The borrow market has drifted rather than moved. Availability has tightened from 283% to 223% over the week — a meaningful step down, though still well within normal range. Cost to borrow edged up fractionally to 0.69%, essentially unchanged. That contrast with late May's 52-week low of 2.1% availability remains the reference point: the lending market is materially looser than its worst moment, but the week's direction is the wrong one. Roughly 2.2 shares remain available for every one currently borrowed — comfortable, but less so than seven days ago.
Short interest tells a consistent story with the price action. Bears paused their retreat this week. Short interest dipped only 1.8% on the week to 20.5 million shares — 13.4% of free float — after falling nearly 6% in the prior week and 6.3% over the past month. The month-long unwind is still intact, but the pace has stalled. The ORTEX short score ticked up to 60.8 from a low of 57.2 two weeks ago, reflecting the modest re-firming of bearish positioning rather than a fresh wave of conviction shorting.

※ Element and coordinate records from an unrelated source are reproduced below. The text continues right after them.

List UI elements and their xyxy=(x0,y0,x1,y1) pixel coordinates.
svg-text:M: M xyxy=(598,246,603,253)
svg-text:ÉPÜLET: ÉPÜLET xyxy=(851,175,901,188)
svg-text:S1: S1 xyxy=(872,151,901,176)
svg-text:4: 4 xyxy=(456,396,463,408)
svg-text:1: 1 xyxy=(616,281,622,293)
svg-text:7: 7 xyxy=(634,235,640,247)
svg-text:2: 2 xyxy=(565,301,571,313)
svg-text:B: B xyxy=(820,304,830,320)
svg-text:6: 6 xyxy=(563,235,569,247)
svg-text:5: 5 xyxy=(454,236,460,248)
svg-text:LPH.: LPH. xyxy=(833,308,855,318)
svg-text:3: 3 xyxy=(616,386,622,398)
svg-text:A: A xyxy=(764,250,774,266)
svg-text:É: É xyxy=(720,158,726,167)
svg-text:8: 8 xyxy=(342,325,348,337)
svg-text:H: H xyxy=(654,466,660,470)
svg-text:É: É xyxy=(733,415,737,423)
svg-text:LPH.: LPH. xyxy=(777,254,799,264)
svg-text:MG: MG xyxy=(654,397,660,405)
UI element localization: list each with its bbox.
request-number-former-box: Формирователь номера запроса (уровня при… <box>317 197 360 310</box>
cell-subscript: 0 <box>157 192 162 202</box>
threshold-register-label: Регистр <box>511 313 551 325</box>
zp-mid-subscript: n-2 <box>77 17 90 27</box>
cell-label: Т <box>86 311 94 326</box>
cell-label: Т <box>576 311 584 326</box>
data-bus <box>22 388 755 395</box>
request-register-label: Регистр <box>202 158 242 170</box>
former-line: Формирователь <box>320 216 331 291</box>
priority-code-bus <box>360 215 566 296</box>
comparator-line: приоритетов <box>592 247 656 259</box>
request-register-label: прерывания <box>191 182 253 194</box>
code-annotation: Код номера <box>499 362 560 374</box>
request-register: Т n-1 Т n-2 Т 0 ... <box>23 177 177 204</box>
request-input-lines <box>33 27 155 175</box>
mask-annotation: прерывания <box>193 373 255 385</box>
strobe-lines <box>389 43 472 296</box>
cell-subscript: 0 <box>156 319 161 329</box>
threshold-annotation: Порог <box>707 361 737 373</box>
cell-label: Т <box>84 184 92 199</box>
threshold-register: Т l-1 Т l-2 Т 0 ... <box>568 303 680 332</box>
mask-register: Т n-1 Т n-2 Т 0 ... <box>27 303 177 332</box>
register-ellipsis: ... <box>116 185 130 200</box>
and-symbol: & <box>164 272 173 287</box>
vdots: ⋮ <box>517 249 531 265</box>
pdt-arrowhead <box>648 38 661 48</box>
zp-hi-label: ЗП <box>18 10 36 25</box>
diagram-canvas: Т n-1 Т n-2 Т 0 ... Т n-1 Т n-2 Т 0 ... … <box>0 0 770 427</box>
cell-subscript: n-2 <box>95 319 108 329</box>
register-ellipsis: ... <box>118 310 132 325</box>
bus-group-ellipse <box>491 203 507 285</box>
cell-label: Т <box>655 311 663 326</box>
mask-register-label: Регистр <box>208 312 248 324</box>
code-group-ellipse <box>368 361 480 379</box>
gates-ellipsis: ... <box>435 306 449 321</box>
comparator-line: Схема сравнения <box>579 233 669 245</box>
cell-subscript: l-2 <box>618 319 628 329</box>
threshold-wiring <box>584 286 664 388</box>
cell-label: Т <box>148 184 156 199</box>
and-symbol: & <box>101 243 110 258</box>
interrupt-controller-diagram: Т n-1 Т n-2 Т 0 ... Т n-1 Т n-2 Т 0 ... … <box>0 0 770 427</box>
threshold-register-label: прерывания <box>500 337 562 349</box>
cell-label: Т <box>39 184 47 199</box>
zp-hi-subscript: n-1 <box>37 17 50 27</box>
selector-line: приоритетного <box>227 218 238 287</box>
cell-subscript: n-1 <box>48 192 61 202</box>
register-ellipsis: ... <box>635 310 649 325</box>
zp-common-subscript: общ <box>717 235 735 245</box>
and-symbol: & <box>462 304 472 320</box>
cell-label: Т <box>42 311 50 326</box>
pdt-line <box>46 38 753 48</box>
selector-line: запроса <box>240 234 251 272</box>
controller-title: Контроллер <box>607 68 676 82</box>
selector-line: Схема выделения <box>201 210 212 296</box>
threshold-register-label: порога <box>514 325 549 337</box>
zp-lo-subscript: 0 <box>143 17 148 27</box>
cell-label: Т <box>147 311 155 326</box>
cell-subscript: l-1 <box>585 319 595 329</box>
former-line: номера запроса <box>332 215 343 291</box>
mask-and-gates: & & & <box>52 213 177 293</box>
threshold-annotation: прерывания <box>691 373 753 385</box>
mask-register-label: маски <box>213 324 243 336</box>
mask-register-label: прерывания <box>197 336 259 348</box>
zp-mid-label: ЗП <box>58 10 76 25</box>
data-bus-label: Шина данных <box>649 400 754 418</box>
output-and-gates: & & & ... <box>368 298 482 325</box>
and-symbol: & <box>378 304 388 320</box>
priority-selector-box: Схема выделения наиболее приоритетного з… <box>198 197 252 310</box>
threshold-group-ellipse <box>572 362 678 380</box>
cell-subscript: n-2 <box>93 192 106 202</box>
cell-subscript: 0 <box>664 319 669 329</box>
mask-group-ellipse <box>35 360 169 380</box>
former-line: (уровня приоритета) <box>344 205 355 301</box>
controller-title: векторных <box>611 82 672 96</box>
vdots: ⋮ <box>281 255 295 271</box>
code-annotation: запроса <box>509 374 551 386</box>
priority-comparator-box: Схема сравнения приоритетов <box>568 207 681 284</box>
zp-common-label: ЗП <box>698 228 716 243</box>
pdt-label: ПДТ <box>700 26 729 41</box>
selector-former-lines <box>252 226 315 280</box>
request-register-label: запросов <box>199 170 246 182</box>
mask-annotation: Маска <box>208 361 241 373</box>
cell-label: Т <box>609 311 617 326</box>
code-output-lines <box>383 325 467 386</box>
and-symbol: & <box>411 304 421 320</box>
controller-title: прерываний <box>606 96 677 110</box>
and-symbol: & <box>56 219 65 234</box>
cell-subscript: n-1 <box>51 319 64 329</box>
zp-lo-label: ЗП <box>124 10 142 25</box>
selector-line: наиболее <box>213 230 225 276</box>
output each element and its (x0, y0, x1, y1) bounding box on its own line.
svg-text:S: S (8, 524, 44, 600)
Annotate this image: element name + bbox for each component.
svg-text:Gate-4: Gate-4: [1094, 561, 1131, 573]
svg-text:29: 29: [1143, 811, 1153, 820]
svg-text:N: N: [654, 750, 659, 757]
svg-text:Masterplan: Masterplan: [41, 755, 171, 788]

Options positioning remains the most consistently elevated signal across all recent readings. The put/call ratio is running at 3.22 — right in line with its 20-day average of 3.26, and essentially flat on the z-score at -0.13. That average itself is the notable point: it has been sustained well above 3.0 for weeks, a level that implies roughly three puts traded for every call. The 52-week high on the PCR is 5.54, and the low is 1.96, so current positioning sits in the defensive half of the annual range without being extreme. Hedging demand is persistent, not panicked.
The price action provides the backdrop. XLI fell 1.7% on Tuesday and is down 1.5% on the week to $182.38, unwinding a portion of June's 4.7% monthly gain. The fund is an ETF with no single earnings catalyst, so the week's move reflects broader industrial sector sentiment — rising rate concerns and caution around capital expenditure cycles remain the macro overhang that prior notes have flagged. Morgan Stanley remains the largest disclosed holder at 7.1% of shares, followed by JPMorgan at 6.4% and Wells Fargo at 4.9%, based on March quarter-end filings. Goldman trimmed its position by 1.9 million shares in the same period — the largest reduction among the top holders.
The setup heading into the rest of July is one of modest re-accumulation of bearish positioning against a backdrop where the borrow market remains far from stressed: the month-long short-covering trend has paused, availability is still loose, and options traders continue to lean defensively — whether that hedging reflects genuine conviction or routine portfolio protection is the question worth watching.